Review question

# If this cubic has two equal roots, what can $p$ be? Add to your resource collection Remove from your resource collection Add notes to this resource View your notes for this resource

Ref: R5196

## Solution

A polynomial $f(x)$ has a factor $(x-a)^2$. Show that $(x-a)$ is a factor of $f'(x)$.

If $f(x)$ has a factor $(x-a)^2$ then by we can write $\begin{equation*} f(x) = (x-a)^2g(x) \end{equation*}$ for a polynomial $g(x)$ (which may be constant). Thus, by the product rule \begin{align*} f'(x) &= \frac{d}{dx} \left( (x-a)^2 \right) g(x) + (x-a)^2 \frac{d}{dx} \left( g(x) \right) \\ &= 2(x-a)g(x) + (x-a)^2g'(x) \\ &= (x-a) \left( 2g(x) + (x-a)g'(x) \right). \end{align*}

Since $g(x)$ and $g'(x)$ are polynomials, we have shown that $f'(x)$ has $(x-a)$ as a factor.

We can understand this result graphically as follows. If $(x-a)^2$ is a factor, then $f(x)=0$ has a repeated root at $x=a$ and the graph of $y=f(x)$ touches the $x$-axis here.

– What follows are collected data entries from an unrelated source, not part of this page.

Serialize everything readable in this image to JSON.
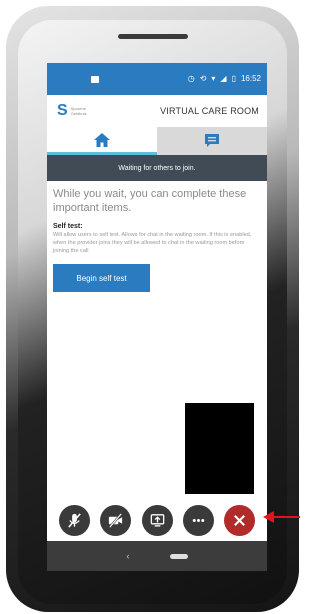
{
  "status_bar": {
    "time": "16:52"
  },
  "header": {
    "logo_letter": "S",
    "logo_text_line1": "Spoorne",
    "logo_text_line2": "Gesthuis",
    "title": "VIRTUAL CARE ROOM"
  },
  "tabs": [
    {
      "name": "home",
      "icon": "home-icon",
      "selected": true
    },
    {
      "name": "chat",
      "icon": "chat-icon",
      "selected": false
    }
  ],
  "banner": {
    "text": "Waiting for others to join."
  },
  "main": {
    "intro": "While you wait, you can complete these important items.",
    "self_test_title": "Self test:",
    "self_test_desc": "Will allow users to self test. Allows for chat in the waiting room. If this is enabled, when the provider joins they will be allowed to chat in the waiting room before joining the call",
    "begin_button": "Begin self test"
  },
  "controls": [
    {
      "name": "mute-mic",
      "icon": "microphone-off-icon"
    },
    {
      "name": "camera-off",
      "icon": "camera-off-icon"
    },
    {
      "name": "share-screen",
      "icon": "share-screen-icon"
    },
    {
      "name": "more",
      "icon": "more-icon"
    },
    {
      "name": "hang-up",
      "icon": "close-icon"
    }
  ],
  "nav": {
    "back": "‹"
  },
  "colors": {
    "brand_blue": "#2a7bc0",
    "banner_dark": "#414b55",
    "hangup_red": "#b22a2a",
    "annotation_arrow": "#e0141e"
  }
}
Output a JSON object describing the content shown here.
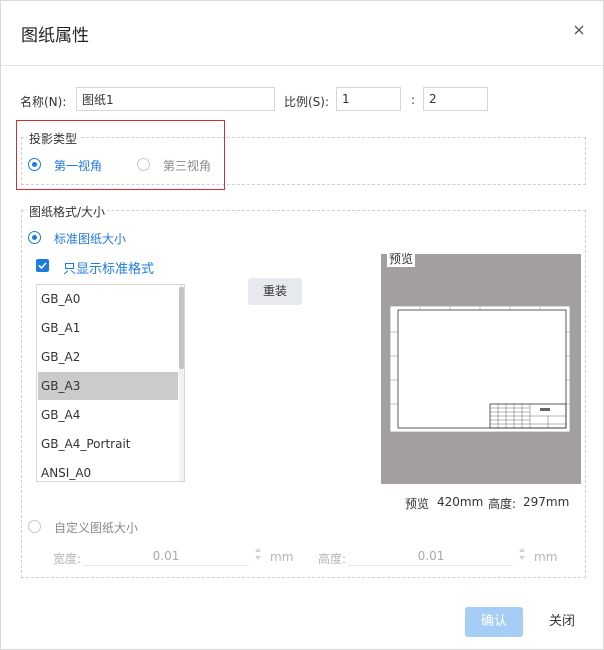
{
  "dialog": {
    "title": "图纸属性",
    "close_label": "×"
  },
  "name_row": {
    "name_label": "名称(N):",
    "name_value": "图纸1",
    "scale_label": "比例(S):",
    "scale_num": "1",
    "scale_sep": ":",
    "scale_den": "2"
  },
  "projection": {
    "legend": "投影类型",
    "options": [
      {
        "label": "第一视角",
        "checked": true
      },
      {
        "label": "第三视角",
        "checked": false
      }
    ]
  },
  "format": {
    "legend": "图纸格式/大小",
    "standard_label": "标准图纸大小",
    "standard_checked": true,
    "only_standard_label": "只显示标准格式",
    "only_standard_checked": true,
    "list": [
      "GB_A0",
      "GB_A1",
      "GB_A2",
      "GB_A3",
      "GB_A4",
      "GB_A4_Portrait",
      "ANSI_A0"
    ],
    "selected": "GB_A3",
    "reset_label": "重装",
    "preview_label": "预览",
    "preview_info": {
      "label": "预览",
      "width": "420mm",
      "height_label": "高度:",
      "height": "297mm"
    },
    "custom_label": "自定义图纸大小",
    "custom_checked": false,
    "width_label": "宽度:",
    "width_value": "0.01",
    "width_unit": "mm",
    "height_label": "高度:",
    "height_value": "0.01",
    "height_unit": "mm"
  },
  "footer": {
    "confirm_label": "确认",
    "close_label": "关闭"
  },
  "colors": {
    "accent": "#1e7be0",
    "confirm_disabled": "#a6cdf5",
    "highlight_border": "#d32f2f",
    "preview_bg": "#a49f9f"
  }
}
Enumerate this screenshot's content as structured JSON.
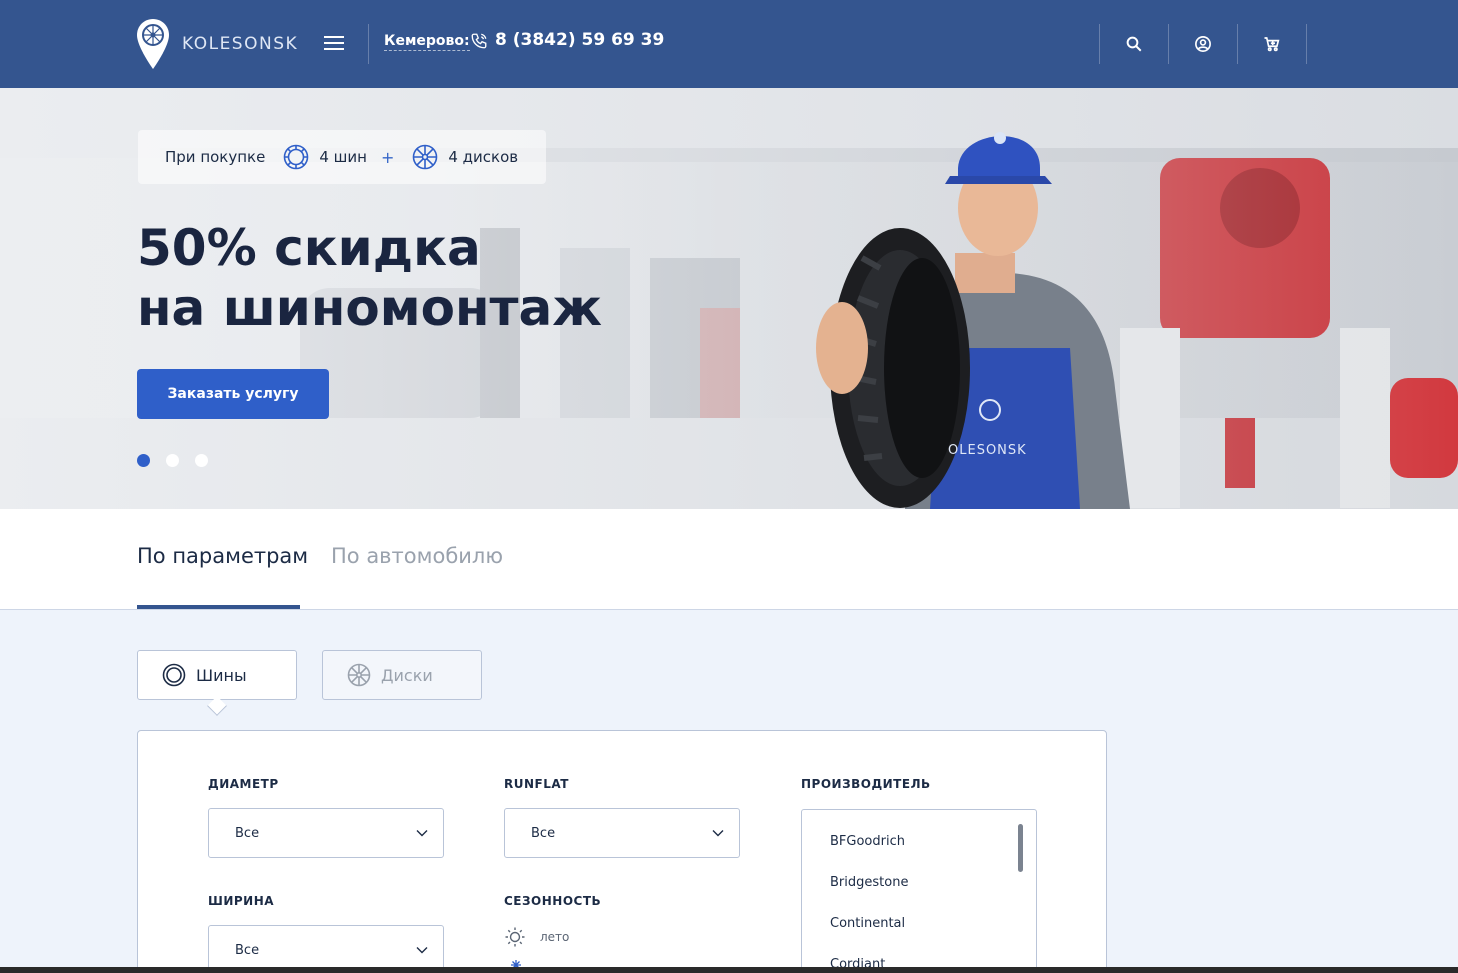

The gradient of the graph must therefore be zero at this point, $f'(a)=0$ and therefore $(x-a)$ is a factor of $f'(x)$.

The equation $x^3 - 4x^2 - 3x + p = 0$ has two equal roots; find the two possible values of $p$.

Let $f(x) = x^3 - 4x^2 - 3x + p$, and let’s assume the repeated root is at $x = a$. Then $(x-a)^2$ is a factor of $f(x)$.

From the result above, $(x-a)$ is a factor of $\begin{equation*} f'(x) = 3x^2 - 8x - 3 = (3x + 1)(x - 3) \end{equation*}$

so that $a = 3$ or $a = -\dfrac{1}{3}$.

If $a = 3$, then substituting $x=a$ into $x^3-4x^2-3x+p=0$, we have $p = 18$.

If $a = -\dfrac{1}{3}$, then from $x^3-4x^2-3x+p=0,$ we have $p = -\dfrac{14}{27}$.

Thus $p = 18$ and $p = -\dfrac{14}{27}$ are the two possible values for $p$.